I feel blessed by the people and friends who have given me support through all of the drama the last year. I really know who my friends are now and who I can turn to, and having that knowledge is a gift.

Blessed to have me... I am proud of myself and that through it all I've come out of this so much stronger. I know if I can handle the events of the last year, I can handle what else life has in store for me. And I take comfort in knowing that most of the years ahead of me won't be as bad as the year that is now finally behind me. I see myself in a positive light for the first time. I never realized how negative my relationship with myself was and now I'm going much easier on me. I can laugh at myself and pat myself on the back instead of always feeling like I'm coming up short somehow. I respect myself now. I made an appointment with my boss last week and told him very clearly how certain aspects of my job were just not working for me. I stood up to him and stood my ground.
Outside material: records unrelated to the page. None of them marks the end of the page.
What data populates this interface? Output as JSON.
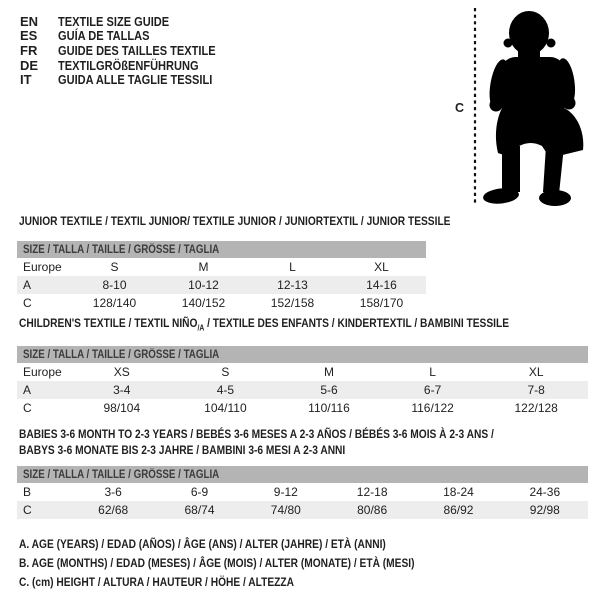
{
  "header": {
    "languages": [
      {
        "code": "EN",
        "label": "TEXTILE SIZE GUIDE"
      },
      {
        "code": "ES",
        "label": "GUÍA DE TALLAS"
      },
      {
        "code": "FR",
        "label": "GUIDE DES TAILLES TEXTILE"
      },
      {
        "code": "DE",
        "label": "TEXTILGRÖßENFÜHRUNG"
      },
      {
        "code": "IT",
        "label": "GUIDA ALLE TAGLIE TESSILI"
      }
    ]
  },
  "figure": {
    "icon": "toddler-silhouette",
    "height_label": "C"
  },
  "colors": {
    "size_header_bar": "#b4b4b4",
    "shaded_row": "#ededed",
    "text": "#1f1f1f"
  },
  "sections": [
    {
      "title": "JUNIOR TEXTILE / TEXTIL JUNIOR/ TEXTILE JUNIOR / JUNIORTEXTIL / JUNIOR TESSILE",
      "size_header": "SIZE / TALLA / TAILLE / GRÖSSE / TAGLIA",
      "rows": [
        {
          "label": "Europe",
          "values": [
            "S",
            "M",
            "L",
            "XL"
          ]
        },
        {
          "label": "A",
          "values": [
            "8-10",
            "10-12",
            "12-13",
            "14-16"
          ]
        },
        {
          "label": "C",
          "values": [
            "128/140",
            "140/152",
            "152/158",
            "158/170"
          ]
        }
      ]
    },
    {
      "title_parts": [
        "CHILDREN'S TEXTILE / TEXTIL NIÑO",
        {
          "sub": "/A"
        },
        " / TEXTILE DES ENFANTS / KINDERTEXTIL / BAMBINI TESSILE"
      ],
      "size_header": "SIZE / TALLA / TAILLE / GRÖSSE / TAGLIA",
      "rows": [
        {
          "label": "Europe",
          "values": [
            "XS",
            "S",
            "M",
            "L",
            "XL"
          ]
        },
        {
          "label": "A",
          "values": [
            "3-4",
            "4-5",
            "5-6",
            "6-7",
            "7-8"
          ]
        },
        {
          "label": "C",
          "values": [
            "98/104",
            "104/110",
            "110/116",
            "116/122",
            "122/128"
          ]
        }
      ]
    },
    {
      "title_lines": [
        "BABIES 3-6 MONTH TO 2-3 YEARS / BEBÉS 3-6 MESES A 2-3 AÑOS / BÉBÉS 3-6 MOIS À 2-3 ANS /",
        "BABYS 3-6 MONATE BIS 2-3 JAHRE / BAMBINI 3-6 MESI A 2-3 ANNI"
      ],
      "size_header": "SIZE / TALLA / TAILLE / GRÖSSE / TAGLIA",
      "rows": [
        {
          "label": "B",
          "values": [
            "3-6",
            "6-9",
            "9-12",
            "12-18",
            "18-24",
            "24-36"
          ]
        },
        {
          "label": "C",
          "values": [
            "62/68",
            "68/74",
            "74/80",
            "80/86",
            "86/92",
            "92/98"
          ]
        }
      ]
    }
  ],
  "footnotes": [
    "A. AGE (YEARS) / EDAD (AÑOS) / ÂGE (ANS) / ALTER (JAHRE) / ETÀ (ANNI)",
    "B. AGE (MONTHS) / EDAD (MESES) / ÂGE (MOIS) / ALTER (MONATE) / ETÀ (MESI)",
    "C. (cm) HEIGHT / ALTURA / HAUTEUR / HÖHE / ALTEZZA"
  ]
}
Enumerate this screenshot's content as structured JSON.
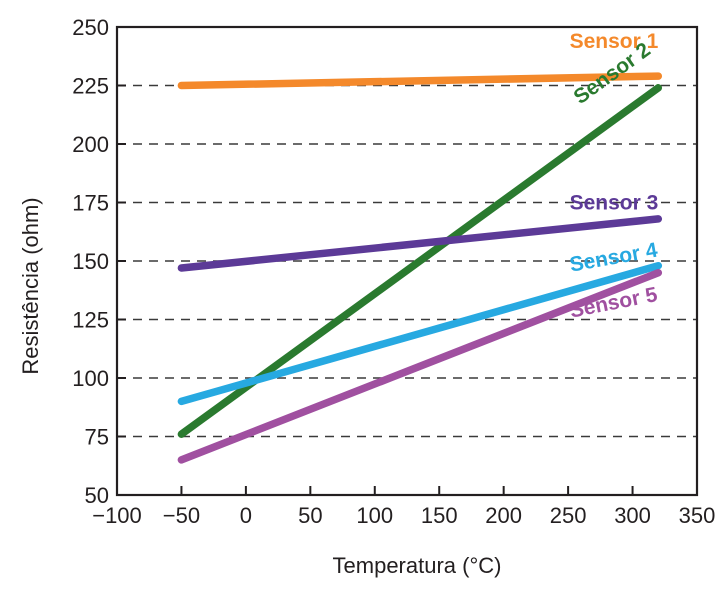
{
  "chart_data": {
    "type": "line",
    "xlabel": "Temperatura (°C)",
    "ylabel": "Resistência (ohm)",
    "xlim": [
      -100,
      350
    ],
    "ylim": [
      50,
      250
    ],
    "x_ticks": [
      -100,
      -50,
      0,
      50,
      100,
      150,
      200,
      250,
      300,
      350
    ],
    "x_tick_labels": [
      "−100",
      "−50",
      "0",
      "50",
      "100",
      "150",
      "200",
      "250",
      "300",
      "350"
    ],
    "y_ticks": [
      50,
      75,
      100,
      125,
      150,
      175,
      200,
      225,
      250
    ],
    "y_tick_labels": [
      "50",
      "75",
      "100",
      "125",
      "150",
      "175",
      "200",
      "225",
      "250"
    ],
    "grid": "horizontal dashed",
    "legend": "inline labels near line ends",
    "series": [
      {
        "name": "Sensor 1",
        "color": "#f4892b",
        "x": [
          -50,
          320
        ],
        "values": [
          225,
          229
        ]
      },
      {
        "name": "Sensor 2",
        "color": "#2a7a2f",
        "x": [
          -50,
          320
        ],
        "values": [
          76,
          224
        ]
      },
      {
        "name": "Sensor 3",
        "color": "#5c3a97",
        "x": [
          -50,
          320
        ],
        "values": [
          147,
          168
        ]
      },
      {
        "name": "Sensor 4",
        "color": "#27a9e1",
        "x": [
          -50,
          320
        ],
        "values": [
          90,
          148
        ]
      },
      {
        "name": "Sensor 5",
        "color": "#a050a0",
        "x": [
          -50,
          320
        ],
        "values": [
          65,
          145
        ]
      }
    ]
  }
}
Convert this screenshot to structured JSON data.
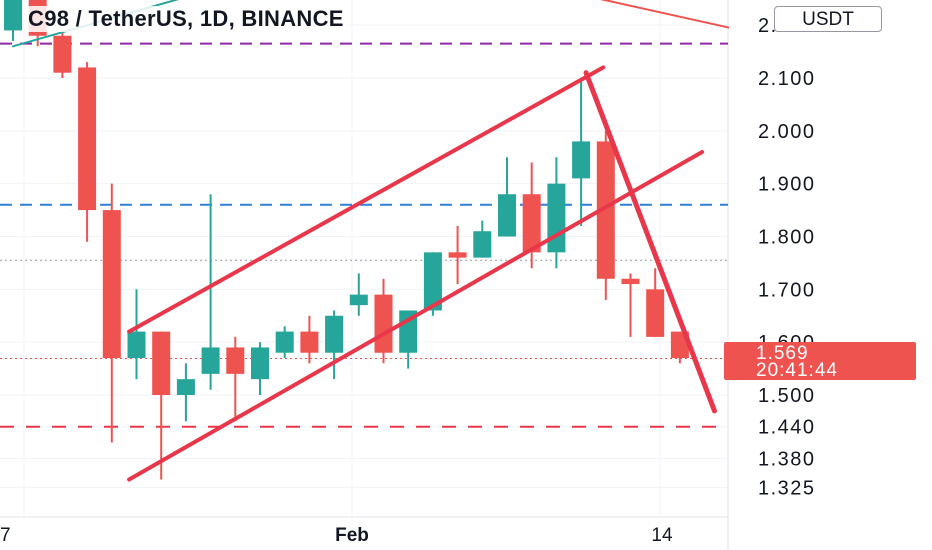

Ultimately, even if I don't get what I'm asking for, I'm so proud of myself for vocalizing my needs.

I can finally see that this last year, as painful and intense as it was, has had some very positive and amazing effects on me and my life.

"I thank my lucky stars everyday for indoor plumbing." - The Blow finding blessings in everyday life

2 comments:

  1. I'm really glad for you and your dad. It sounds as if some amazing things have happened for both of you. Recovery rocks.